This must be what it feels like to be one of those Housewives on the BRAVO Network.
This morning I stretched my arms up at 10AM after an hour nap following the morning dog walking party with my mother and her neighbor. I had to get up for Zumba class. I also had to check my e-mails and fill my online shopping cart with fabulous new tchotchkes and designer clothes that I would be purchasing later in the day. That is, of course, after I played with my perfectly dressed and groomed puppy and caught up on my missed TV shows from the night before. I can’t catch up on everything, though. I have such a busy and fabulous schedule, after all!
I feel like a housewife alright. I mean, except for the fact that I am single with no prospects. I go on walks every morning with my mother who I live with and I signed up for unlimited dance classes for an introductory fee of forty nine dollars (thanks for the credit line increase, bank!). I take “slutty salsa” classes more often than not with senior citizens who are just trying to keep up their coordination skills everyday. I never thought I would live in a world where I wished I hadn’t gone through all four seasons of Parks and Recreation so quickly because I miss it being in my life everyday. As a time killer, I fill my online shopping cart. I fill it in hopes that one day I will get my dream job in a high rise building so that I can pay for all of the useless crap I want.
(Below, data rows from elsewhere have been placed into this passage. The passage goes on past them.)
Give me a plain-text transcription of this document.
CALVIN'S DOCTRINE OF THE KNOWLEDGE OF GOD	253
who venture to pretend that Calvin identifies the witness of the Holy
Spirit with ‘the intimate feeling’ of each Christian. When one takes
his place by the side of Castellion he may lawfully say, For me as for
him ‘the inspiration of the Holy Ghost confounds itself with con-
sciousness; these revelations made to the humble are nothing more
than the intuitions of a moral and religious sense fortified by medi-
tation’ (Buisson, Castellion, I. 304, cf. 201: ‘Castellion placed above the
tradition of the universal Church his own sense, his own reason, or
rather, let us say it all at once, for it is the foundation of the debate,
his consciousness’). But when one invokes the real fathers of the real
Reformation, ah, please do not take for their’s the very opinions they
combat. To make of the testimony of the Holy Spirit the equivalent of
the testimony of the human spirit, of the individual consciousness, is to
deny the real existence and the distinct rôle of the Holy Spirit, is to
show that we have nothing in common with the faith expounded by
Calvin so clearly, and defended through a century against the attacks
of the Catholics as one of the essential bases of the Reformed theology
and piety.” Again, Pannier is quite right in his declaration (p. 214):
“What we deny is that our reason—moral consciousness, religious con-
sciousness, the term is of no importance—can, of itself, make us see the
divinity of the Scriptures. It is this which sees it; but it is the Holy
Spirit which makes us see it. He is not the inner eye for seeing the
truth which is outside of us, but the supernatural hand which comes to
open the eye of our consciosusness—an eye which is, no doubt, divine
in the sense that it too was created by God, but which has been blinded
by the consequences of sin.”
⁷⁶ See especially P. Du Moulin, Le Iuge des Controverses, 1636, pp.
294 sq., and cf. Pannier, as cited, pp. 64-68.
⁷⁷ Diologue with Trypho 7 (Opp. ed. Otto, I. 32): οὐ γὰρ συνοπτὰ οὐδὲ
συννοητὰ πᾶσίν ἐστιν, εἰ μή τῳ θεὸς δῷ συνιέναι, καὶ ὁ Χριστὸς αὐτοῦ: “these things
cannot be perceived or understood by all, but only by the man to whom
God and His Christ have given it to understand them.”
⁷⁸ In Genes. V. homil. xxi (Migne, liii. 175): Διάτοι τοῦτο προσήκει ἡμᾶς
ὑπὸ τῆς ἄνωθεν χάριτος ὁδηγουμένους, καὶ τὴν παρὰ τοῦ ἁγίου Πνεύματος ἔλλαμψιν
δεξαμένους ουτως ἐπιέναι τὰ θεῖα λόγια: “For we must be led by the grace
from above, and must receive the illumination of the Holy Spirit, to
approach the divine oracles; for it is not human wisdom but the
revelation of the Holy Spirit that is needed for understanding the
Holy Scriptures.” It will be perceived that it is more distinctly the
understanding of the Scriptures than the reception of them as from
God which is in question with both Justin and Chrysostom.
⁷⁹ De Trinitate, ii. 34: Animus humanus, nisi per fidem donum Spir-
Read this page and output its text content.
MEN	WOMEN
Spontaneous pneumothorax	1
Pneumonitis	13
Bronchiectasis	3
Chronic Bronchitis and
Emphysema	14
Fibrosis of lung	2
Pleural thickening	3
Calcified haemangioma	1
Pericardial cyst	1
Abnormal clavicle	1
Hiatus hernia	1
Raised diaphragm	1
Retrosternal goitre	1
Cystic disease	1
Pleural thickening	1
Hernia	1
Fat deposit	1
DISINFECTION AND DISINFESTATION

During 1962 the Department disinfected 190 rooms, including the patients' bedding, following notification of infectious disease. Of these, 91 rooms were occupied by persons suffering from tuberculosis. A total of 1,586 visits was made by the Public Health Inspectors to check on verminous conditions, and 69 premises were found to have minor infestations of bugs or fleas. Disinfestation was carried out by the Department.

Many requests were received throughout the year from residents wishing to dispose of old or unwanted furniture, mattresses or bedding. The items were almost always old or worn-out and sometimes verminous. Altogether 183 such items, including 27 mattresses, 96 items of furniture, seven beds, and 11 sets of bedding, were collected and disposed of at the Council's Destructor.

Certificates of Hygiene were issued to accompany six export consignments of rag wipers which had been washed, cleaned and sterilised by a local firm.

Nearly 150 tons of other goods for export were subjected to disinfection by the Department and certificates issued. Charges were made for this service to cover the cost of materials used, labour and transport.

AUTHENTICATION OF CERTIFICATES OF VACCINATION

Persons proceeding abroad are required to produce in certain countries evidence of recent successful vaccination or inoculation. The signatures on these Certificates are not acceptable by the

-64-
Apparently, I have been searching for my dream job for twenty seven years without ever knowing what it might be. I have been lost. So lost, in fact, that I stayed in a black hole of depression called Los Angeles for five years trying to figure it out. Stubborn little me, I wanted to stick with it, perhaps become one of those old spinsters (by Los Angeles standards, sometimes “old” means 40, which is pretty stupid), still trying to find herself.
One day it hit me that I did not want to grow into spinsterhood, so I decided to move home to Petaluma, California, to regain my real life consciousness and remove myself from the superficial bubble that is Los Angeles. I have gone on exactly eleven interviews, all of which have gone extremely well, only to lose some of those opportunities because someone had been grandfathered or brother-in-lawed in. Nonetheless, good for them, bad for me. As The Mindy Project’s Dr. Mindy Lahiri would say, “Them’s the breaks.”
I don’t even know what I am supposed to do here. What the heck is my purpose? Do I even fit in here anymore? Sure, it was the right decision, but I still need to prove that to myself. I told all of my friends it would only take me a month to move to San Francisco (which is only 45 minutes away), but after being here for four months, that moving day seems further away than ever.
So here I am. No job, no love, living under a roof that I haven’t lived under for almost ten years. I never thought at 27 my idea of a great Friday night would be mixing three flavors of Ben and Jerry’s ice cream in a bowl, topping it with whipped cream and falling asleep to the first season of Hart of Dixie. I thought at least by now I would have my own apartment in San Francisco with a couch where I could catch up on my Lauren Conrad Beauty and Style books.
Sometimes, though, I have to give myself credit. I went to school without knowing a single soul, got the degree, moved to the big city, had a big city job (in reality television — don’t get too excited) and made enough money that I could be one of those gals who said, “I make money, and I deserve to spend it the way I wish.” I made some bad choices along the way, but I was, and part of me still thinks I am, one brave biatch.
In the words of a broken hearted ex, it is time for me to “get back to reality”, which is pretty ironic considering my previous line of work. Here I am, back in reality, physically ill at the mention of the ever so condescending phrase “Elaine, Rome wasn’t built in a day” (I almost just puked).